How can we prove that the equations for conic sections are, indeed, sections of a cone? My guess is that it involves some sort of equality with the quadric surface equation for a cone, but I can't quite figure it out.

Answer 1

Set the origin at the vertex of the cone, and the $z$ axis along the axis of the cone. Then the cone has equation

$$z^2=a(x^2+y^2)$$

Now, if you intersect the cone to a plane, the plane will have equation $ax+by+cz=d$. If you solve this for $x,y$ or $z$, depending on their coefficients not being zero, you will get an equation in two letters of degree at most $2$. That equation is either degenerated, or if quadratic, it represents one of the 4 conics.

Now, to prove that any second degree equation in $x,y$ produces a conic:

Consider the equation $$Ax^2+Bxy+Cy^2+Dx+Ey+F=0$$ where at least one of $A,B,C$ is non-zero.

Consider the quadratic form $$Ax^2+Bxy+Cy^2$$ by orthogonally diagonalizing the corresponding matrix, you get a change of variable $(u,v)^T=P(x,y)^T$ such that the equation becomes $$\lambda_1 u^2+ \lambda_2 v^2+ Gu+Hv+I=0$$

Note that the change of variable is given by an orthonormal matrix, therefore it corresponds to a rotation and/or reflection. If we can show that this corresponds to a conic section we are done.

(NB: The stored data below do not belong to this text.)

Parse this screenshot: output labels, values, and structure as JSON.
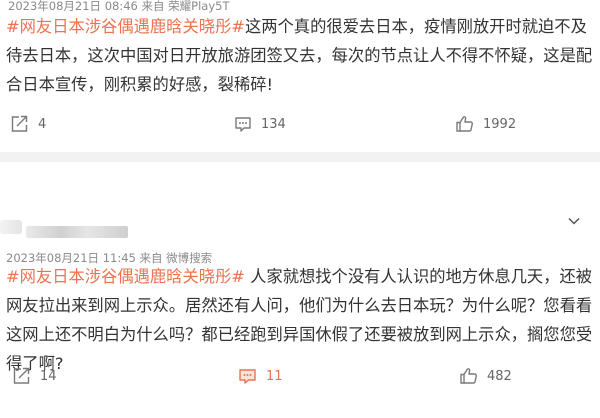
{
  "posts": [
    {
      "meta": "2023年08月21日 08:46  来自 荣耀Play5T",
      "hashtag": "#网友日本涉谷偶遇鹿晗关晓彤#",
      "body": "这两个真的很爱去日本，疫情刚放开时就迫不及待去日本，这次中国对日开放旅游团签又去，每次的节点让人不得不怀疑，这是配合日本宣传，刚积累的好感，裂稀碎!",
      "share_count": "4",
      "comment_count": "134",
      "like_count": "1992"
    },
    {
      "meta": "2023年08月21日 11:45  来自 微博搜索",
      "hashtag": "#网友日本涉谷偶遇鹿晗关晓彤#",
      "body": " 人家就想找个没有人认识的地方休息几天，还被网友拉出来到网上示众。居然还有人问，他们为什么去日本玩？为什么呢？您看看这网上还不明白为什么吗？都已经跑到异国休假了还要被放到网上示众，搁您您受得了啊?",
      "share_count": "14",
      "comment_count": "11",
      "like_count": "482"
    }
  ],
  "colors": {
    "hashtag": "#eb7350",
    "active_comment": "#eb7350",
    "meta_text": "#8a8a8a",
    "divider": "#f2f2f2"
  },
  "icons": [
    "share-icon",
    "comment-icon",
    "like-icon",
    "chevron-down-icon"
  ]
}
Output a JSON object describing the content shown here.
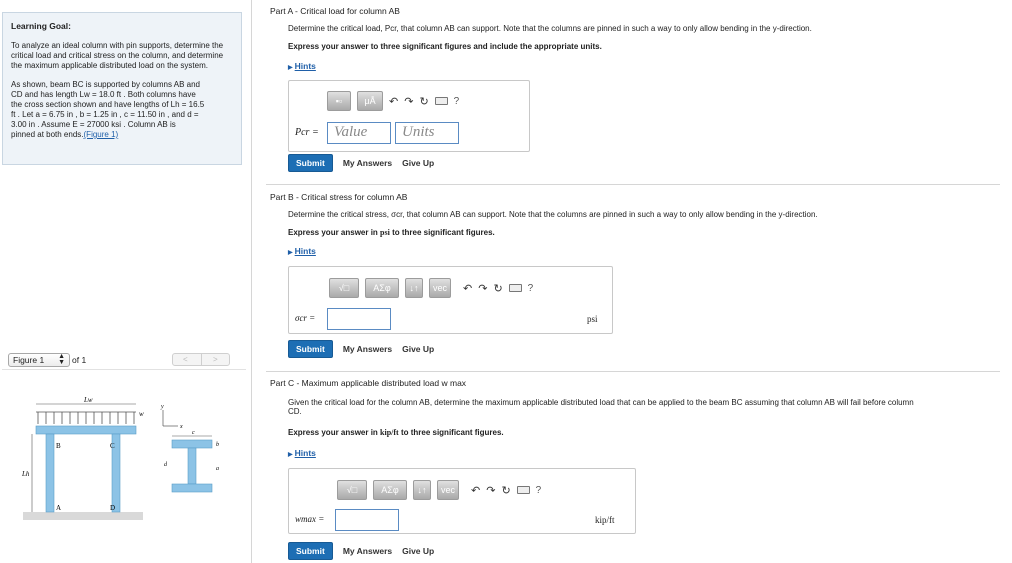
{
  "learning_goal": {
    "title": "Learning Goal:",
    "text": "To analyze an ideal column with pin supports, determine the critical load and critical stress on the column, and determine the maximum applicable distributed load on the system.",
    "problem_lines": [
      "As shown, beam BC is supported by columns AB and",
      "CD and has length Lw = 18.0 ft . Both columns have",
      "the cross section shown and have lengths of Lh = 16.5",
      "ft . Let a = 6.75 in , b = 1.25 in , c = 11.50 in , and d =",
      "3.00 in . Assume E = 27000 ksi . Column AB is",
      "pinned at both ends."
    ],
    "figure_link": "(Figure 1)"
  },
  "figure_nav": {
    "select": "Figure 1",
    "of": "of 1",
    "prev": "<",
    "next": ">"
  },
  "figure_labels": {
    "Lw": "Lw",
    "w": "w",
    "B": "B",
    "C": "C",
    "A": "A",
    "D": "D",
    "Lh": "Lh",
    "y": "y",
    "x": "x",
    "c": "c",
    "b": "b",
    "d": "d",
    "a": "a"
  },
  "toolbar_icons": [
    "templates-icon",
    "unit-mu-angstrom-icon",
    "undo-icon",
    "redo-icon",
    "reset-icon",
    "keyboard-icon",
    "help-icon"
  ],
  "part_a": {
    "title": "Part A",
    "title_rest": " - Critical load for column AB",
    "desc": "Determine the critical load, Pcr, that column AB can support. Note that the columns are pinned in such a way to only allow bending in the y-direction.",
    "express": "Express your answer to three significant figures and include the appropriate units.",
    "hints": "Hints",
    "tb_units": "μÅ",
    "label": "Pcr =",
    "value_placeholder": "Value",
    "units_placeholder": "Units",
    "submit": "Submit",
    "my_answers": "My Answers",
    "give_up": "Give Up",
    "help": "?"
  },
  "part_b": {
    "title": "Part B",
    "title_rest": " - Critical stress for column AB",
    "desc": "Determine the critical stress, σcr, that column AB can support. Note that the columns are pinned in such a way to only allow bending in the y-direction.",
    "express_pre": "Express your answer in ",
    "express_unit": "psi",
    "express_post": " to three significant figures.",
    "hints": "Hints",
    "tb_sqrt": "√□",
    "tb_greek": "ΑΣφ",
    "tb_arrows": "↓↑",
    "tb_vec": "vec",
    "label": "σcr =",
    "unit": "psi",
    "submit": "Submit",
    "my_answers": "My Answers",
    "give_up": "Give Up",
    "help": "?"
  },
  "part_c": {
    "title": "Part C",
    "title_rest": " - Maximum applicable distributed load w max",
    "desc": "Given the critical load for the column AB, determine the maximum applicable distributed load that can be applied to the beam BC assuming that column AB will fail before column",
    "desc2": "CD.",
    "express_pre": "Express your answer in ",
    "express_unit": "kip/ft",
    "express_post": " to three significant figures.",
    "hints": "Hints",
    "tb_sqrt": "√□",
    "tb_greek": "ΑΣφ",
    "tb_arrows": "↓↑",
    "tb_vec": "vec",
    "label": "wmax =",
    "unit": "kip/ft",
    "submit": "Submit",
    "my_answers": "My Answers",
    "give_up": "Give Up",
    "help": "?"
  },
  "colors": {
    "accent": "#1d6eb4",
    "link": "#1f5fa8",
    "goal_bg": "#eef3f8",
    "steel": "#8cc3e6"
  }
}
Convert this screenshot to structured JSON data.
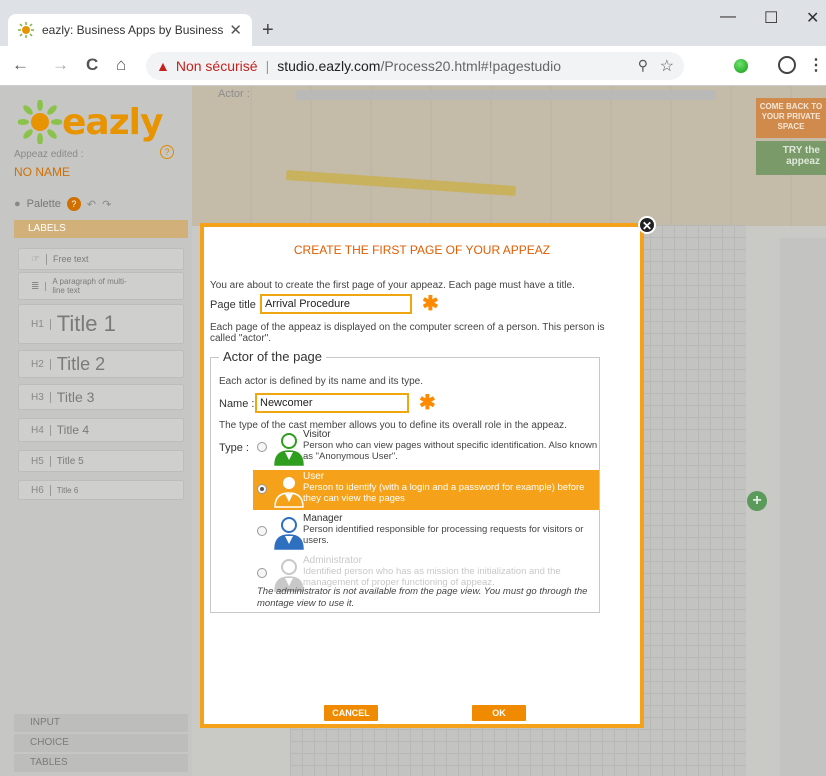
{
  "browser": {
    "tab_title": "eazly: Business Apps by Business",
    "tab_close": "✕",
    "new_tab": "+",
    "win_minimize": "—",
    "win_maximize": "☐",
    "win_close": "✕",
    "back": "←",
    "forward": "→",
    "reload": "C",
    "home": "⌂",
    "url_insecure": "Non sécurisé",
    "url_host": "studio.eazly.com",
    "url_path": "/Process20.html#!pagestudio",
    "colors": {
      "tabbar": "#dee1e6",
      "warning": "#c5221f"
    }
  },
  "sidebar": {
    "logo_text": "eazly",
    "appeaz_label": "Appeaz edited :",
    "appeaz_name": "NO NAME",
    "palette_label": "Palette",
    "section": "LABELS",
    "items": [
      {
        "icon": "free-text-icon",
        "label": "Free text"
      },
      {
        "icon": "paragraph-icon",
        "label": "A paragraph of multi-line text"
      },
      {
        "icon": "h1-icon",
        "label": "Title 1"
      },
      {
        "icon": "h2-icon",
        "label": "Title 2"
      },
      {
        "icon": "h3-icon",
        "label": "Title 3"
      },
      {
        "icon": "h4-icon",
        "label": "Title 4"
      },
      {
        "icon": "h5-icon",
        "label": "Title 5"
      },
      {
        "icon": "h6-icon",
        "label": "Title 6"
      }
    ],
    "item_icons": [
      "☞",
      "≣",
      "H1",
      "H2",
      "H3",
      "H4",
      "H5",
      "H6"
    ],
    "bottom_sections": [
      "INPUT",
      "CHOICE",
      "TABLES"
    ]
  },
  "stage": {
    "actor_label": "Actor :",
    "back_button": "COME BACK TO YOUR PRIVATE SPACE",
    "try_button": "TRY the appeaz",
    "add": "+"
  },
  "modal": {
    "title": "CREATE THE FIRST PAGE OF YOUR APPEAZ",
    "intro": "You are about to create the first page of your appeaz. Each page must have a title.",
    "page_title_label": "Page title :",
    "page_title_value": "Arrival Procedure",
    "actor_info": "Each page of the appeaz is displayed on the computer screen of a person. This person is called \"actor\".",
    "actor_legend": "Actor of the page",
    "actor_def": "Each actor is defined by its name and its type.",
    "name_label": "Name :",
    "name_value": "Newcomer",
    "type_info": "The type of the cast member allows you to define its overall role in the appeaz.",
    "type_label": "Type :",
    "required_mark": "✱",
    "options": [
      {
        "title": "Visitor",
        "desc": "Person who can view pages without specific identification. Also known as \"Anonymous User\".",
        "color": "#2f9e1e",
        "selected": false,
        "disabled": false
      },
      {
        "title": "User",
        "desc": "Person to identify (with a login and a password for example) before they can view the pages",
        "color": "#f5a21a",
        "selected": true,
        "disabled": false
      },
      {
        "title": "Manager",
        "desc": "Person identified responsible for processing requests for visitors or users.",
        "color": "#2e6fc0",
        "selected": false,
        "disabled": false
      },
      {
        "title": "Administrator",
        "desc": "Identified person who has as mission the initialization and the management of proper functioning of appeaz.",
        "color": "#c8c8c8",
        "selected": false,
        "disabled": true
      }
    ],
    "note": "The administrator is not available from the page view. You must go through the montage view to use it.",
    "cancel": "CANCEL",
    "ok": "OK"
  }
}
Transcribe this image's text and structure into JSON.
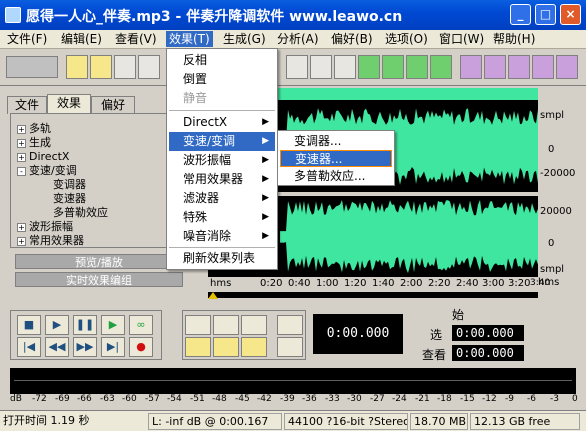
{
  "window": {
    "title": "愿得一人心_伴奏.mp3 - 伴奏升降调软件 www.leawo.cn",
    "min_label": "_",
    "max_label": "□",
    "close_label": "×"
  },
  "menubar": {
    "items": [
      "文件(F)",
      "编辑(E)",
      "查看(V)",
      "效果(T)",
      "生成(G)",
      "分析(A)",
      "偏好(B)",
      "选项(O)",
      "窗口(W)",
      "帮助(H)"
    ],
    "active_index": 3
  },
  "effects_menu": {
    "items": [
      {
        "label": "反相",
        "disabled": false
      },
      {
        "label": "倒置",
        "disabled": false
      },
      {
        "label": "静音",
        "disabled": true
      },
      {
        "label": "DirectX",
        "submenu": true
      },
      {
        "label": "变速/变调",
        "submenu": true,
        "highlighted": true
      },
      {
        "label": "波形振幅",
        "submenu": true
      },
      {
        "label": "常用效果器",
        "submenu": true
      },
      {
        "label": "滤波器",
        "submenu": true
      },
      {
        "label": "特殊",
        "submenu": true
      },
      {
        "label": "噪音消除",
        "submenu": true
      },
      {
        "label": "刷新效果列表"
      }
    ]
  },
  "speed_submenu": {
    "items": [
      "变调器...",
      "变速器...",
      "多普勒效应..."
    ],
    "highlighted_index": 1
  },
  "left_panel": {
    "tabs": [
      "文件",
      "效果",
      "偏好"
    ],
    "selected_tab": 1,
    "tree": [
      "多轨",
      "生成",
      "DirectX",
      "变速/变调",
      "变调器",
      "变速器",
      "多普勒效应",
      "波形振幅",
      "常用效果器"
    ],
    "preview_button": "预览/播放",
    "realtime_button": "实时效果编组"
  },
  "waveform": {
    "wave_color": "#3fe6a0",
    "scale_top": [
      "smpl",
      "0",
      "-20000"
    ],
    "scale_bottom": [
      "20000",
      "0",
      "smpl"
    ],
    "ruler_unit": "hms",
    "ruler_labels": [
      "0:20",
      "0:40",
      "1:00",
      "1:20",
      "1:40",
      "2:00",
      "2:20",
      "2:40",
      "3:00",
      "3:20",
      "3:40"
    ],
    "ruler_end_unit": "hms"
  },
  "transport": {
    "main_time": "0:00.000",
    "start_label": "始",
    "selection_label": "选",
    "selection_value": "0:00.000",
    "view_label": "查看",
    "view_value": "0:00.000"
  },
  "meter": {
    "labels": [
      "dB",
      "-72",
      "-69",
      "-66",
      "-63",
      "-60",
      "-57",
      "-54",
      "-51",
      "-48",
      "-45",
      "-42",
      "-39",
      "-36",
      "-33",
      "-30",
      "-27",
      "-24",
      "-21",
      "-18",
      "-15",
      "-12",
      "-9",
      "-6",
      "-3",
      "0"
    ]
  },
  "status": {
    "open_time": "打开时间  1.19 秒",
    "level": "L: -inf dB @  0:00.167",
    "format": "44100 ?16-bit ?Stereo",
    "size": "18.70 MB",
    "free": "12.13 GB free"
  }
}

By completing the square, we get a new change of variable $u'=u- \alpha, v'=v=\beta$, which corresponds to a translation, such that we get $$\lambda_1 u'^2+\lambda_2 v'^2 =J$$

Now, all you have to do is prove that this represents the intersection between a cone $$z^2=a(x^2+y^2)$$ and a plane of the form $z= bx$ or $z=cy$ or $z=d$, for the right values of $a,b,c$.